If the crank case was a sealed system this change in volume would cause resistance to the running of the engine. To prevent this the crank case has a breather that vents through the oil filler and out to the air box.
The breather is fitted with one-way valves that allow the air out of the crank case but not back in thus maintaining a negative pressure. This negative pressure has the advantage that the oil has a tendency to be drawn back into the engine rather than leak out.
To ensure these one-way valves are functioning the crank case vacuum should be tested with a manometer – the pressure differential here is quite low (~0.1 psi) so a normal vacuum gauge typically won’t be sensitive enough to show a reading. Per the Citroën workshop manual, this vacuum should not drop below 5cm even at high revs. (At high revs there is less time for the air to be pushed out of the crank case as the pistons move towards each other before they move out again.)
There are various options for a manometer – from the simplest being a loop of tubing up to one made to the same specifications as the original Citroën workshop tool (MR. 630-56/9a) that is available from Burton. I went with a generic plumber’s manometer from an on-line retailer.
I also added a liquid trap to the engine side of the manometer to prevent water being sucked into the crank case but another option is to use LHM fluid as this won’t contaminate the oil if it does get into the engine.

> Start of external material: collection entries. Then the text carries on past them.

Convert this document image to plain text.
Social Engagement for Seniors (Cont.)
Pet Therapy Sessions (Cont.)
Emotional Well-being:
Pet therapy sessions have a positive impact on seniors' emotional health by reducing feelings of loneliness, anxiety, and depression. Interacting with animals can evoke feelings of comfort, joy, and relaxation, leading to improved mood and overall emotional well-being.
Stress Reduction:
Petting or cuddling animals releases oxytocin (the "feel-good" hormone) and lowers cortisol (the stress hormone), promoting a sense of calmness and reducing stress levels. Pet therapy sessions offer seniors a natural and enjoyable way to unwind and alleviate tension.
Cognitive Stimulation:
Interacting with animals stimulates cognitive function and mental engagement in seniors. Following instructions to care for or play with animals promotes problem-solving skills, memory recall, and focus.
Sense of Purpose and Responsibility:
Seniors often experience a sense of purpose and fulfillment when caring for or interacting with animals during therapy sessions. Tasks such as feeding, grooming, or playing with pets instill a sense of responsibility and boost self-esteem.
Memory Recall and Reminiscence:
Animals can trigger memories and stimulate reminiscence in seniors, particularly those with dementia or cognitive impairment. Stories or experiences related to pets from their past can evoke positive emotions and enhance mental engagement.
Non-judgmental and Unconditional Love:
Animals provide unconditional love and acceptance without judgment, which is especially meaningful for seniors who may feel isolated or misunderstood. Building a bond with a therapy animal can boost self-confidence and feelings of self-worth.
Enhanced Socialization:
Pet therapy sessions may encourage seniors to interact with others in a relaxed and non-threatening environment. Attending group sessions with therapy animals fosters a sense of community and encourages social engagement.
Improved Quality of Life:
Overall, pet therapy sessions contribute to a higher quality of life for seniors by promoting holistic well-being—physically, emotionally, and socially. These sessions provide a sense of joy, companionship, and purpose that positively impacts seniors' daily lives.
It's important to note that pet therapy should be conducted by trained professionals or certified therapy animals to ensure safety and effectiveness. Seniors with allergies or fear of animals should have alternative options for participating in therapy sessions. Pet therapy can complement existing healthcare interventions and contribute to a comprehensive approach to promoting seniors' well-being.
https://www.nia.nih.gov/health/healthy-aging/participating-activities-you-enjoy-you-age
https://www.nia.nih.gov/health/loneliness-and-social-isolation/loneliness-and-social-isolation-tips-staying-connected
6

(The water level doesn’t show up too well in these photos so I’ve highlighted it, a bit of dye would mean the level is more obvious but, when you’re actually stood in front of it, seeing the water level isn’t a problem.)
With one end of the manometer open to the atmosphere the other is connected to the inside of the crank case via the dipstick opening. The 6mm (inside diameter) PVC tubing I’m using wasn’t large enough to seal so some insulating tape wrapped round the end did the job.
Make sure the engine is nicely warmed up then take out the dipstick and connect the manometer to the crank case via the dipstick tube.
With the engine idling, gently rev it a couple of times to stabilise the fluid level in the manometer. We’re now ready to take a reading.
At idle, the water level on the engine side should be at least 5cm higher than the side open to the atmosphere – indicating the pressure in the crank case is lower.
Keeping an eye on the water levels, rev the engine all the way up to full throttle – we’re expecting the water level to fall but it should never get low enough to be level with the side open to the atmosphere.
A vacuum of less than 5cm at idle or dropping to zero at high revs indicates that the one-way valve in the breather has failed and needs to be replaced.
I was pleasantly surprised to see that Judith was showing a vacuum of over 30cm , especially as the breather hasn’t been replaced recently – if ever.